Figure 4. Extra-follicular follistatin promotes hair wave propagation in young mice, but levels decrease in older mice

a-e. Follistatin in young adult (6 month) mouse skin. a, Follistatin WMISH shows expression in competent telogen (C) and propagating anagen (P), but not in refractory telogen (R) nor autonomous anagen (A). Confirmation by (b) immunostaining and (c) RT-PCR. Red arrows, follistatin positive cells. d, e. Follistatin soaked beads induce precocious anagen re-entry (day 13) which propagates to surrounding HFs (day 17), to a maximum area (∼ 250 mm², day 22; n=3). Control BSA soaked beads show no effect. f. RT-PCR shows follistatin is decreased in C and P phases of old (24 months) mice. g. WMISH confirms decreased follistatin levels in 24 month old mouse P phase.

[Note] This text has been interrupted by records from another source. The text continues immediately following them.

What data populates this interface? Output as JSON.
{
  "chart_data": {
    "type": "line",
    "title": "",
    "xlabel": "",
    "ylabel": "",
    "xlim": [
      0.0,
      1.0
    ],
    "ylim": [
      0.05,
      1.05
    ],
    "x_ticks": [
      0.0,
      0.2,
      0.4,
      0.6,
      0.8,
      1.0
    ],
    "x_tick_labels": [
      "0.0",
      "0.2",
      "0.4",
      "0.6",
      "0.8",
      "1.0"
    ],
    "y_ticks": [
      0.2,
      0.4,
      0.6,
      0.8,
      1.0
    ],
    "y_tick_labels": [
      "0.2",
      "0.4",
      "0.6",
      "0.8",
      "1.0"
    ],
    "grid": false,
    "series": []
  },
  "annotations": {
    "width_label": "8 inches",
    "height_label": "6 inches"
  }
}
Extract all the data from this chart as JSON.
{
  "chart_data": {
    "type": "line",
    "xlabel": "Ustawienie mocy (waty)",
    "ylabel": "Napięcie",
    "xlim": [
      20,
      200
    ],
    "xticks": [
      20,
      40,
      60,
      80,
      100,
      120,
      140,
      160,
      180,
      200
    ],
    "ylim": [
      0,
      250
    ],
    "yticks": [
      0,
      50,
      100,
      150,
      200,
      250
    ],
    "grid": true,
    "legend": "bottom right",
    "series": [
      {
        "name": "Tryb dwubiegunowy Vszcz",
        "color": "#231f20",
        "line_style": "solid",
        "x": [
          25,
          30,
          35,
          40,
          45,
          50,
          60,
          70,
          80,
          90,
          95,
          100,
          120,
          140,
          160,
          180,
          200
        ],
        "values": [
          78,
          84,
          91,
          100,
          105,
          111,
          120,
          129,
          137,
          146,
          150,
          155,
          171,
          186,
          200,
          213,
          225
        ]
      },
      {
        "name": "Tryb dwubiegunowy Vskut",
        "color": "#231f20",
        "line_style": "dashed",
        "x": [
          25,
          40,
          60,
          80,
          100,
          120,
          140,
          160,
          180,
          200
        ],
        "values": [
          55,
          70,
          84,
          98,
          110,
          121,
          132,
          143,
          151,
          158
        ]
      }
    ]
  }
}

Figure 5. Decreased wavefront velocity in aging mouse skin revealed by the excitable medium model

a-d. Wavefront velocity decreases in an excitable medium description of the HF cycle. Plots of a. wavefront velocity, u, vs inhibitor production rate, J. b. wavefront velocity, u, vs activator production rate, α1. c. Cycling times vs inhibitor production rate, J. d. Cycling times vs activator activation rate α1. Time spent by an individual follicle in propagating anagen (P), autonomous anagen (A), refractory telogen (R) and competent telogen (C). e. Summary. Epidermal hair stem cell activation is regulated by intra-follicular and extra-follicular dermal activators / inhibitors. Dermal macro-environmental inhibitor levels increase in aging skin. f. Extra-follicular modulators in different hair cycle stages of young and old mouse skin. In old mice, decreased activators and increased inhibitors shorten the P phase and lengthen the R phase.